There is abundant literature on the relationship between the business cycle and future stock returns. The traditional view is that stocks are rationally priced to immediately reflect investors’ expectations about future economic activity and that expected excess returns on stocks are positive, vary over time, and display counter-cyclical behavior.
The author asks the following question:
- Are stock returns efficient at incorporating fluctuations in the business cycle?
What are the Academic Insights?
By using real-time macroeconomic and financial data to identify business-cycle turning points in real-time, the author finds:
- NO, stock prices are late in reflecting information that signals the onset of recessions. In fact, they are predictably negative for several months following the onset of recessions before rising to persistent higher-than-average levels.
- Returns exhibit substantial momentum in recessions, whereas in expansions they display the mild reversals expected from discount rate changes.

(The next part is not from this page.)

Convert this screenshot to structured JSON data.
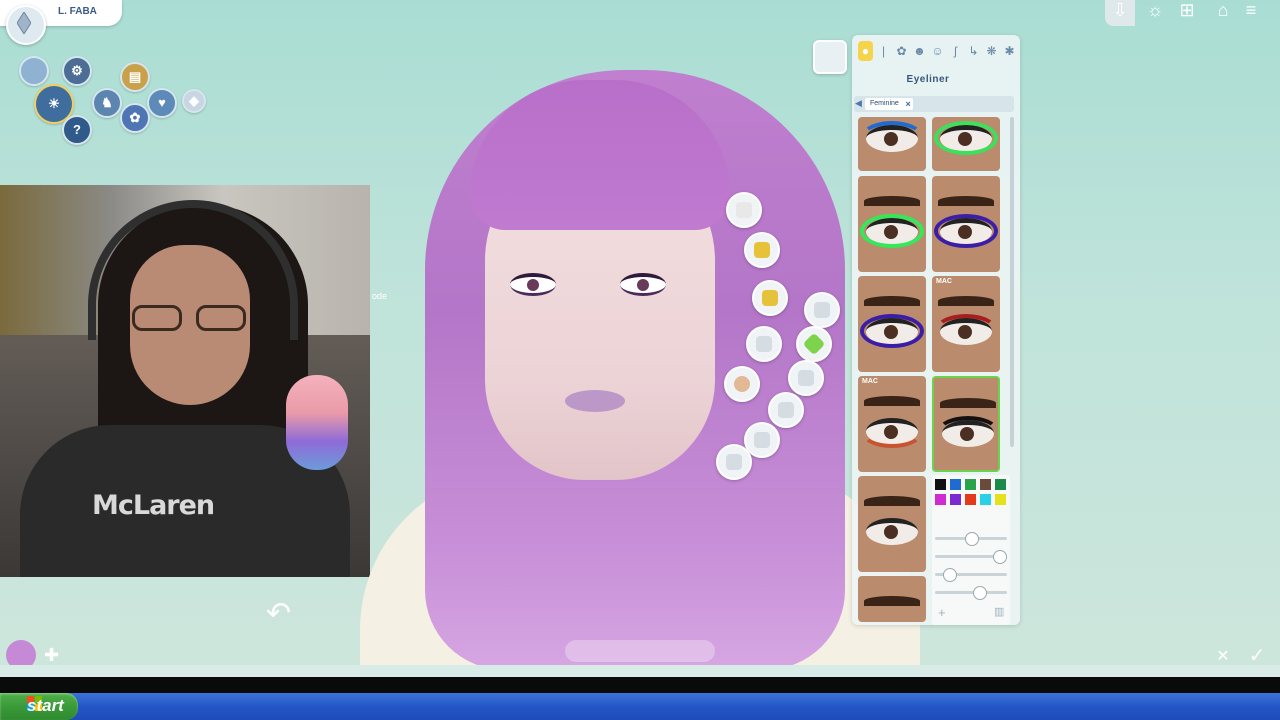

- A trading strategy that exploits the above findings produces significant risk-adjusted returns: for the aggregate market, it earns an annualized alpha of 5.4%, increases Sharpe ratios by 30% over the fully invested buy-and-hold approach, and produces a significant monthly out-of-sample R2 statistic of 1.7%.
Why does it matter?
From a market participant perspective, the pattern of the above findings suggests that investors can profit by selling at the start of recessions and then increasing risk-taking several months later. From a risk-based perspective, the empirical findings present a puzzle because it is hard to explain negative average excess returns within any rational equilibrium model. Deepening the puzzle is the fact that these negative returns arise in bad macroeconomic times, precisely when risk-based theories generally suggest that compensation for risk should be positive and high. The author argues instead that the pattern appears more consistent with the idea that investors are late to act on macroeconomic news that signals the start of recessions.
The Most Important Chart from the Paper:
Abstract
I show that the state of the business cycle is far more informative about expected stock returns than
previously recognized. I identify business-cycle turning points by estimating a state-space model
using real-time macroeconomic and financial data. I find that returns are predictably negative
for the first 4-6 months after the onset of recessions, and only become high thereafter. Moreover,
returns exhibit substantial momentum in recessions, whereas in expansions they display the mild
reversals expected from discount rate changes. A market timing strategy that optimally exploits
these returns’ business-cycle dependence produces a 60% increase in the buy-and-hold Sharpe ratio
and substantially outperforms popular timing strategies in out-of-sample tests. In contrast with
previous literature, the predictability is mostly due to the macro quantities. Using investor forecast
surveys, I show that my findings are consistent with investors’ slow reaction to recessions.